Un invernadero de última generación ha comenzado a operar en El Ejido (Almería) con el objetivo de obtener pepino ecológico casi los doce meses del año. Para ello, integra calefacción, aporte de CO2, ventilación avanzada y recirculación de aire, de forma que se mantengan condiciones más estables para la planta y se incremente el rendimiento del cultivo.
La finca ocupa 3,2 hectáreas y se ha proyectado con 16 capillas de 12,80 metros de ancho, 5,50 metros a la canal y una cumbrera sobreelevada que incrementa el volumen interior. Este diseño proporciona una “mayor inercia térmica” y ayuda a amortiguar los cambios bruscos de temperatura y humedad que condicionan el comportamiento del cultivo.
La compañía murciana J. Huete Greenhouses ha sido la encargada de ejecutar la infraestructura, en la que la apuesta tecnológica se aprecia sobre todo en la gestión del aire. El invernadero dispone de ventilación cenital tipo mariposa sobreelevada, además de ventilación lateral y frontal motorizada enrollable, lo que posibilita una “gestión precisa” de la temperatura, la humedad y el déficit de presión de vapor.
Este planteamiento permite también ventilar durante episodios de lluvia sin que el agua penetre en el interior, de modo que la renovación del aire puede mantenerse incluso en esas circunstancias.
La estructura cuenta con doble pilar y refuerzos laterales calculados para soportar “altas cargas de viento”. Las canales no solo garantizan la evacuación del agua de lluvia, sino que actúan como “elemento estructural” e incorporan un sistema anticondensación que evita el goteo sobre las plantas.
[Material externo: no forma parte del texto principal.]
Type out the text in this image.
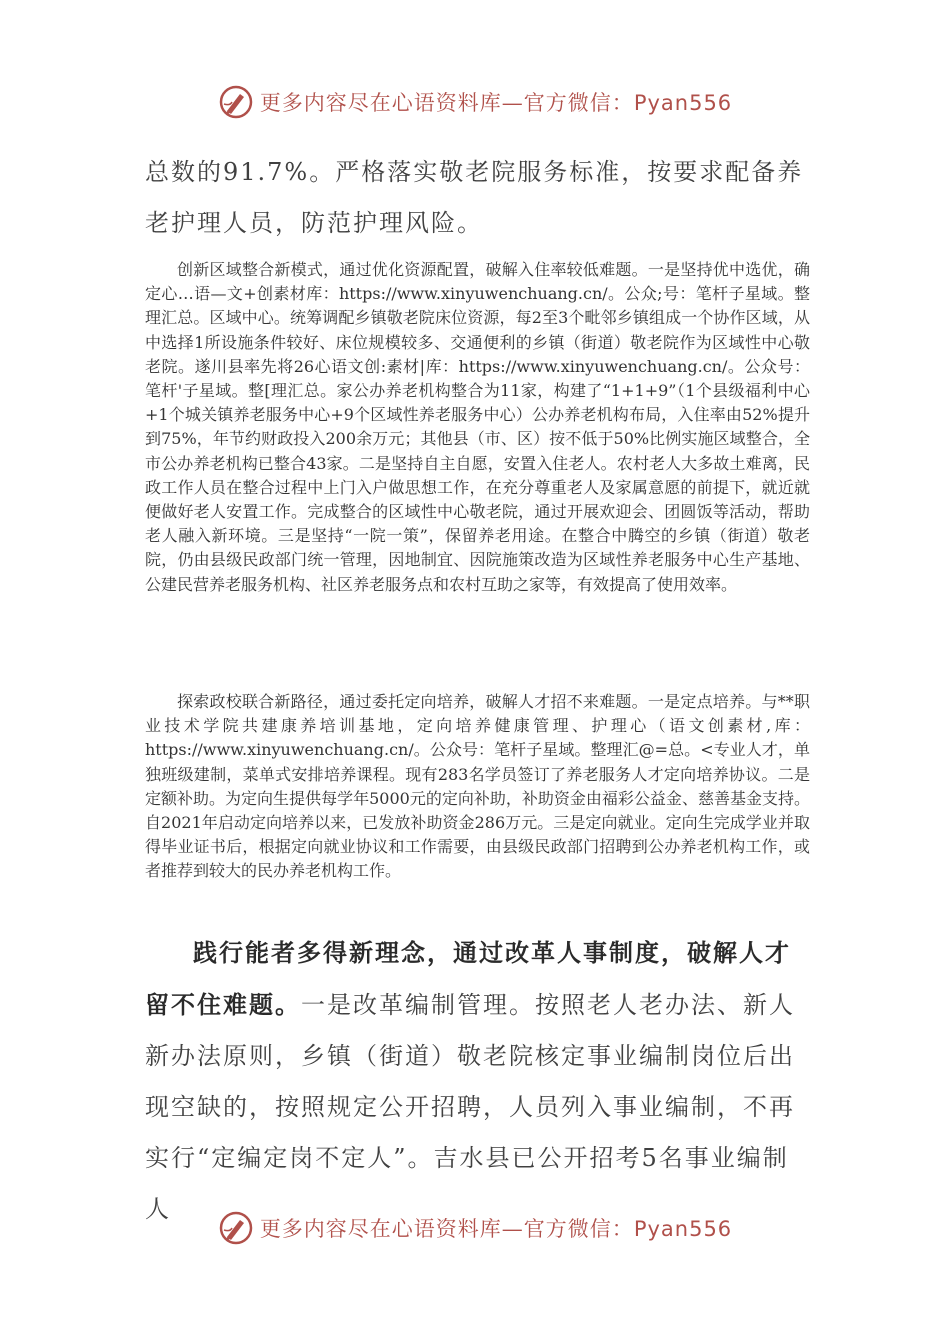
更多内容尽在心语资料库—官方微信：Pyan556

总数的91.7%。严格落实敬老院服务标准，按要求配备养老护理人员，防范护理风险。

创新区域整合新模式，通过优化资源配置，破解入住率较低难题。一是坚持优中选优，确定心…语—文+创素材库：https://www.xinyuwenchuang.cn/。公众;号：笔杆子星域。整理汇总。区域中心。统筹调配乡镇敬老院床位资源，每2至3个毗邻乡镇组成一个协作区域，从中选择1所设施条件较好、床位规模较多、交通便利的乡镇（街道）敬老院作为区域性中心敬老院。遂川县率先将26心语文创:素材|库：https://www.xinyuwenchuang.cn/。公众号：笔杆'子星域。整[理汇总。家公办养老机构整合为11家，构建了“1+1+9”（1个县级福利中心+1个城关镇养老服务中心+9个区域性养老服务中心）公办养老机构布局，入住率由52%提升到75%，年节约财政投入200余万元；其他县（市、区）按不低于50%比例实施区域整合，全市公办养老机构已整合43家。二是坚持自主自愿，安置入住老人。农村老人大多故土难离，民政工作人员在整合过程中上门入户做思想工作，在充分尊重老人及家属意愿的前提下，就近就便做好老人安置工作。完成整合的区域性中心敬老院，通过开展欢迎会、团圆饭等活动，帮助老人融入新环境。三是坚持“一院一策”，保留养老用途。在整合中腾空的乡镇（街道）敬老院，仍由县级民政部门统一管理，因地制宜、因院施策改造为区域性养老服务中心生产基地、公建民营养老服务机构、社区养老服务点和农村互助之家等，有效提高了使用效率。

探索政校联合新路径，通过委托定向培养，破解人才招不来难题。一是定点培养。与**职业技术学院共建康养培训基地，定向培养健康管理、护理心（语文创素材,库：https://www.xinyuwenchuang.cn/。公众号：笔杆子星域。整理汇@=总。<专业人才，单独班级建制，菜单式安排培养课程。现有283名学员签订了养老服务人才定向培养协议。二是定额补助。为定向生提供每学年5000元的定向补助，补助资金由福彩公益金、慈善基金支持。自2021年启动定向培养以来，已发放补助资金286万元。三是定向就业。定向生完成学业并取得毕业证书后，根据定向就业协议和工作需要，由县级民政部门招聘到公办养老机构工作，或者推荐到较大的民办养老机构工作。

践行能者多得新理念，通过改革人事制度，破解人才留不住难题。一是改革编制管理。按照老人老办法、新人新办法原则，乡镇（街道）敬老院核定事业编制岗位后出现空缺的，按照规定公开招聘，人员列入事业编制，不再实行“定编定岗不定人”。吉水县已公开招考5名事业编制人

更多内容尽在心语资料库—官方微信：Pyan556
Además, parte de la estructura se ha lacado en blanco, una medida que reduce el calentamiento del hierro, protege mejor el plástico y mejora la difusión de la luz dentro del invernadero. Según ha explicado Manuel Gardeano, responsable de la explotación, una mayor entrada de luz se traduce también en más producción “siempre que la temperatura se mantenga bajo control”.
El control climático no se limita a la cubierta y a la ventilación natural. La instalación integra ventiladores JET y un sistema de recirculación activa que toma aire de la parte superior de la pantalla climática y lo reparte de forma “uniforme” sobre el cultivo. Con ello se busca eliminar bolsas de humedad, reducir la condensación y mantener un microclima “activo y equilibrado” en toda la superficie.
El equipamiento se completa con un sistema de humidificación que permite disminuir la temperatura en momentos puntuales sin perder capacidad de extracción de humedad. La parcela, de 204 metros de largo por 160 de ancho, está dedicada al pepino ecológico, dentro de una estrategia orientada a mantener una producción lo más constante posible durante el año.
En el ámbito energético, el proyecto incorpora una pantalla que combina sombreo y ahorro, calefacción por agua caliente distribuida mediante tuberías rail y una sala de calderas concebida para “optimizar” el intercambio térmico.
Este esquema se refuerza con un depósito acumulador de agua caliente, o 'buffer tank', que almacena durante el día el calor generado para emplearlo por la noche, cuando el invernadero necesita sostener una temperatura estable.
MÁS PRECISIÓN PARA LUZ, TEMPERATURA Y HUMEDAD
Uno de los elementos más avanzados de la instalación es el aprovechamiento del CO2 procedente de la combustión. En lugar de expulsarlo al exterior, el sistema lo enfría y lo distribuye dentro del invernadero para potenciar la fotosíntesis.
Los datos técnicos sitúan esta capacidad en hasta 150 kilos de CO2 por hora y hectárea, dentro de una estrategia dirigida a elevar el rendimiento productivo y afinar el control agronómico del cultivo. A ello se suma el doble plástico, que puede aportar “en torno a un 50 por ciento de ahorro energético en calefacción” y contribuye también a suavizar la temperatura en los periodos de más calor.
El resultado es un invernadero diseñado para actuar sobre buena parte de los factores que condicionan el desarrollo de la planta, desde la luz y la ventilación hasta la humedad, la temperatura y el CO2.
Gardeano ha destacado que este modelo de invernadero le permite controlar el clima “prácticamente a la perfección” y ha asegurado que, con estas condiciones, el cultivo “va muchísimo mejor”, “más sano” y “va produciendo bastante más”.
La iniciativa se inscribe en una tendencia cada vez más visible en la agricultura intensiva almeriense, donde la mejora ya no se basa solo en ampliar superficie, sino en incrementar la capacidad de control sobre temperatura, humedad y ventilación para optimizar el desarrollo del cultivo.